Eagan v. Chicago Transit Authority

634 N.E.2d 1093, 158 Ill. 2d 527, 199 Ill. Dec. 739, 1994 Ill. LEXIS 60
CourtIllinois Supreme Court
DecidedApril 21, 1994
Docket75176
StatusPublished
Cited by77 cases

This text of 634 N.E.2d 1093 (Eagan v. Chicago Transit Authority) is published on Counsel Stack Legal Research, covering Illinois Supreme Court primary law. Counsel Stack provides free access to over 12 million legal documents including statutes, case law, regulations, and constitutions.

Bluebook
Eagan v. Chicago Transit Authority, 634 N.E.2d 1093, 158 Ill. 2d 527, 199 Ill. Dec. 739, 1994 Ill. LEXIS 60 (Ill. 1994).

Opinion

CHIEF JUSTICE BILANDIC

delivered the opinion of the court:

The plaintiff, Dennis Eagan, brought an action in the circuit court of Cook County against the defendant, the Chicago Transit Authority (hereinafter referred to as the CTA), seeking to recover damages for negligence. • The CTA filed a motion to dismiss the complaint pursuant to section 2 — 619 of the Code of Civil Procedure (Ill. Rev. Stat. 1987, ch. 110, par. 2 — 619). Following a hearing, the trial court granted the CTA’s motion and dismissed the complaint. The appellate court reversed and remanded the cause to proceed on the merits. (240 Ill. App. 3d 784.) We allowed the CTA’s petition for leave to appeal (134 Ill. 2d R. 315).
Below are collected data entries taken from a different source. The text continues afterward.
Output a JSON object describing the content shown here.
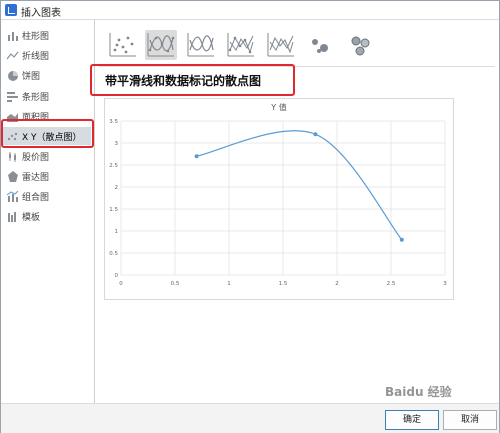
{
  "window": {
    "title": "插入图表"
  },
  "sidebar": {
    "items": [
      {
        "label": "柱形图",
        "icon": "column-chart-icon"
      },
      {
        "label": "折线图",
        "icon": "line-chart-icon"
      },
      {
        "label": "饼图",
        "icon": "pie-chart-icon"
      },
      {
        "label": "条形图",
        "icon": "bar-chart-icon"
      },
      {
        "label": "面积图",
        "icon": "area-chart-icon"
      },
      {
        "label": "X Y（散点图）",
        "icon": "scatter-chart-icon",
        "selected": true
      },
      {
        "label": "股价图",
        "icon": "stock-chart-icon"
      },
      {
        "label": "雷达图",
        "icon": "radar-chart-icon"
      },
      {
        "label": "组合图",
        "icon": "combo-chart-icon"
      },
      {
        "label": "模板",
        "icon": "template-icon"
      }
    ]
  },
  "subtypes": [
    {
      "icon": "scatter-markers-icon",
      "selected": false
    },
    {
      "icon": "scatter-smooth-markers-icon",
      "selected": true
    },
    {
      "icon": "scatter-smooth-lines-icon",
      "selected": false
    },
    {
      "icon": "scatter-straight-markers-icon",
      "selected": false
    },
    {
      "icon": "scatter-straight-lines-icon",
      "selected": false
    },
    {
      "icon": "bubble-icon",
      "selected": false
    },
    {
      "icon": "bubble-3d-icon",
      "selected": false
    }
  ],
  "subtype_title": "带平滑线和数据标记的散点图",
  "chart_data": {
    "type": "scatter",
    "style": "smooth-lines-with-markers",
    "title": "Y 值",
    "xlim": [
      0,
      3
    ],
    "ylim": [
      0,
      3.5
    ],
    "x_ticks": [
      "0",
      "0.5",
      "1",
      "1.5",
      "2",
      "2.5",
      "3"
    ],
    "y_ticks": [
      "0",
      "0.5",
      "1",
      "1.5",
      "2",
      "2.5",
      "3",
      "3.5"
    ],
    "series": [
      {
        "values": [
          {
            "x": 0.7,
            "y": 2.7
          },
          {
            "x": 1.8,
            "y": 3.2
          },
          {
            "x": 2.6,
            "y": 0.8
          }
        ]
      }
    ],
    "grid": true,
    "line_color": "#5b9bd5"
  },
  "buttons": {
    "ok": "确定",
    "cancel": "取消"
  },
  "watermark": "Baidu 经验",
  "colors": {
    "highlight": "#e0282e",
    "accent": "#5b9bd5"
  }
}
The complaint alleges that on September 28, 1988, Eagan was a passenger on a CTA train when he observed an individual attempting to pick the pocket of another passenger. Eagan intervened and confronted the pickpocket, who then attacked Eagan and cut him with a razor. According to Eagan’s complaint, the CTA was aware, prior to this incident, that attacks, including instances of pickpocketing, had taken place on CTA trains and platforms against its customers. Eagan alleged that the CTA therefore had a duty "to provide some form of preventive measure and observation for its passengers.” Eagan further alleged that the CTA breached its duty to him and was negligent in one or more of the following respects:

"(a) Failed to monitor in any way whatsoever the train and its platform so as to become aware of pickpocketing and assaults.
(b) Failed to respond in any way when the pickpocketing was observed by other passengers.
(c) Failed to alert the Chicago Police Department that one of its patrons was being pickpocketed by a razor wielding assailant.”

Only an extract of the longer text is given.